The products breakdown revealed strong and solid growth in Discretes (Small Signal, RF Discretes), Power Discretes (MOSFETs) and Sensors as well as in Programmable Logic – all double-digit – while Opto, Analogue, Memories and Other Logic (ASSPs) came in short – between 1 and 2.5%.

Analogue, the biggest product group, grew by 2.4% to €672m, and MOS Micro advanced 8% to €477m.

 Power rocketed 16.9% to €241m, while Opto (including LEDs) grew at a more sedate by 2.3% to €217m.

 Memory sales were up 2.4% to €184m and Programmable Logic reported a 13.5% increase to €153m.

“There isn’t a consistent picture in the product market in Q1,” Steinberger conceded. “Some of the below-average increases in big product categories may be driven by allocation or channel shifts. However, one quarter does not really tell a story. After the dust of various market effects has settled, the situation may become clearer (and so far the weight of the big product groups has not really changed dramatically).”

Phil Gallagher, Global President of Avnet’s Core Distribution Business also reported healthy growth in Europe.

In a call with component distribution markets hosted by Seeking Alpha, he commented: “We're doing extremely well in Europe organically, all divisions in Europe. The automotive and the industrial markets are extremely strong and we continue to play there and we feel we are gaining share. Asia/Pacific has been steady.”

He added that he didn’t see product constraints as an inhibitor of the company hitting its targets.

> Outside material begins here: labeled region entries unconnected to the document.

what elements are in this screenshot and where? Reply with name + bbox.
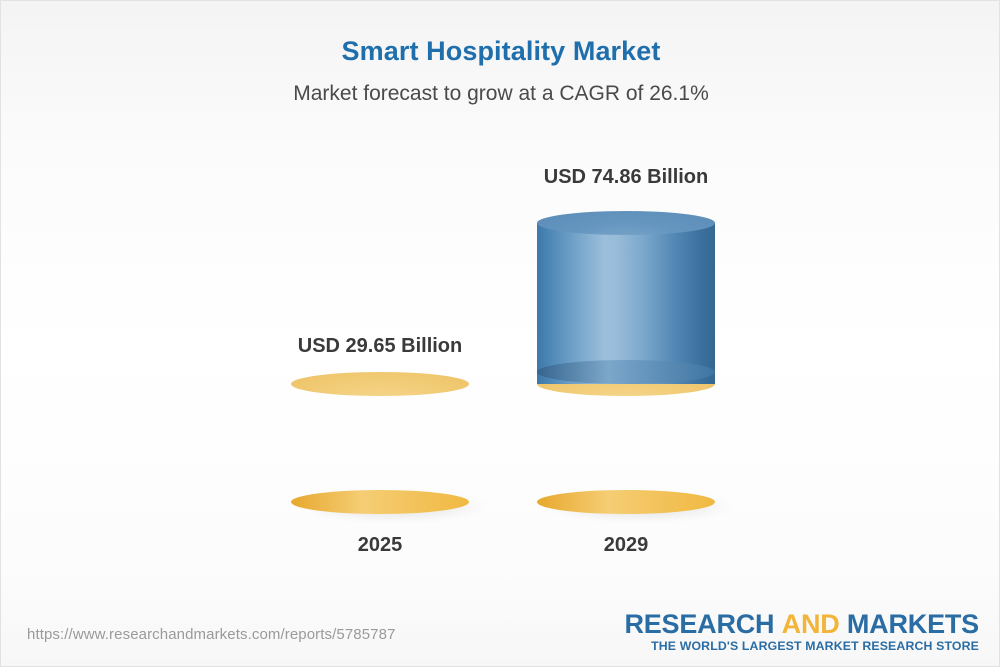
brand-word-research: RESEARCH [624, 609, 774, 639]
bar-base-ellipse [291, 490, 469, 514]
brand-word-markets: MARKETS [847, 609, 979, 639]
brand-word-and: AND [782, 609, 840, 639]
brand-name: RESEARCH AND MARKETS [624, 610, 979, 638]
chart-plot-area: USD 29.65 Billion 2025 USD 74.86 Billion… [1, 1, 1000, 601]
category-label-2029: 2029 [537, 534, 715, 557]
chart-footer: https://www.researchandmarkets.com/repor… [1, 604, 1000, 666]
source-url[interactable]: https://www.researchandmarkets.com/repor… [27, 626, 396, 643]
bar-segment-yellow [291, 372, 469, 514]
category-label-2025: 2025 [291, 534, 469, 557]
value-label-2029: USD 74.86 Billion [537, 166, 715, 189]
bar-segment-bottom-ellipse [537, 360, 715, 384]
bar-segment-yellow [537, 372, 715, 514]
brand-logo: RESEARCH AND MARKETS THE WORLD'S LARGEST… [624, 610, 979, 653]
bar-segment-blue [537, 211, 715, 384]
bar-2029 [537, 211, 715, 514]
value-label-2025: USD 29.65 Billion [291, 335, 469, 358]
infographic-root: Smart Hospitality Market Market forecast… [0, 0, 1000, 667]
bar-top-ellipse [291, 372, 469, 396]
bar-2025 [291, 372, 469, 514]
brand-tagline: THE WORLD'S LARGEST MARKET RESEARCH STOR… [624, 639, 979, 653]
bar-top-ellipse [537, 211, 715, 235]
bar-base-ellipse [537, 490, 715, 514]
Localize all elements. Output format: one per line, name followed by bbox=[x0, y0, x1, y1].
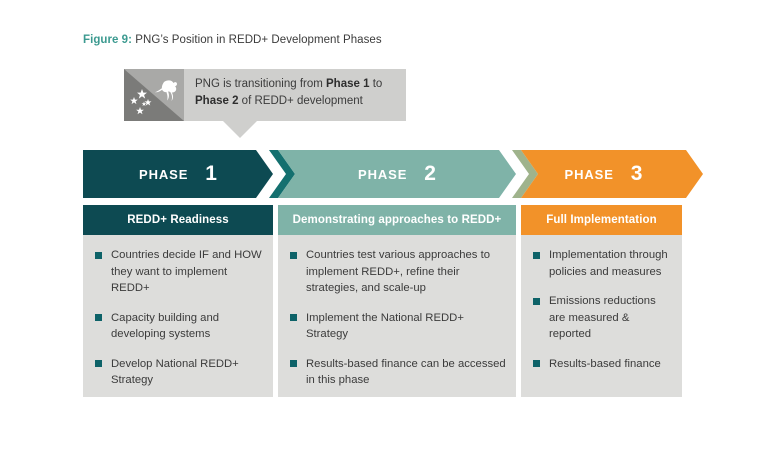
figure-label: Figure 9: bbox=[83, 34, 132, 46]
bullet-square-icon bbox=[95, 314, 102, 321]
list-item: Develop National REDD+ Strategy bbox=[93, 356, 263, 389]
list-item-text: Countries test various approaches to imp… bbox=[306, 249, 490, 294]
bullet-square-icon bbox=[290, 360, 297, 367]
callout-line1-suffix: to bbox=[370, 78, 383, 90]
list-item-text: Implementation through policies and meas… bbox=[549, 249, 668, 278]
subheader-phase-1: REDD+ Readiness bbox=[83, 205, 273, 235]
callout-tail-triangle bbox=[222, 120, 258, 138]
phase-chevron-band: PHASE1PHASE2PHASE3 bbox=[83, 150, 703, 198]
list-item-text: Implement the National REDD+ Strategy bbox=[306, 312, 464, 341]
bullet-list-phase-2: Countries test various approaches to imp… bbox=[288, 247, 506, 389]
callout-line2-suffix: of REDD+ development bbox=[238, 95, 362, 107]
bullet-square-icon bbox=[290, 252, 297, 259]
png-flag-icon bbox=[124, 69, 184, 121]
list-item: Implementation through policies and meas… bbox=[531, 247, 672, 280]
subheader-phase-2-label: Demonstrating approaches to REDD+ bbox=[293, 214, 502, 226]
bullet-square-icon bbox=[533, 360, 540, 367]
list-item: Capacity building and developing systems bbox=[93, 310, 263, 343]
flag-emblems bbox=[124, 69, 184, 121]
list-item-text: Results-based finance bbox=[549, 358, 661, 370]
bullet-list-phase-3: Implementation through policies and meas… bbox=[531, 247, 672, 372]
bullet-square-icon bbox=[533, 252, 540, 259]
panel-phase-1: Countries decide IF and HOW they want to… bbox=[83, 235, 273, 397]
list-item: Results-based finance bbox=[531, 356, 672, 373]
list-item-text: Countries decide IF and HOW they want to… bbox=[111, 249, 262, 294]
bullet-square-icon bbox=[290, 314, 297, 321]
list-item-text: Capacity building and developing systems bbox=[111, 312, 219, 341]
callout-phase1-bold: Phase 1 bbox=[326, 78, 369, 90]
figure-caption: Figure 9: PNG’s Position in REDD+ Develo… bbox=[83, 34, 382, 46]
phase-chevron-3 bbox=[521, 150, 703, 198]
subheader-phase-1-label: REDD+ Readiness bbox=[127, 214, 229, 226]
list-item: Emissions reductions are measured & repo… bbox=[531, 293, 672, 343]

Similarly, Arrow President and CEO Mike Long told analysts: “Our business model is performing just as we expected to, and our broader supplier engagements brought in new sales and new customers. Our investments in working capital are driving sales, profit growth, and higher returns. We expected last year's healthy momentum for the electronic components to carry into 2018. We've capitalised on the favourable industry backdrop to increase the scale of our business.

If you consider, Asia and Europe components businesses are about 40% bigger than they were two years ago and our Americas business is about 25% bigger. Increasingly, we are the only company for suppliers wanting to reach depth and relevance in fast-growing markets like IoT, industrial automation, smart cities, homes, and vehicles.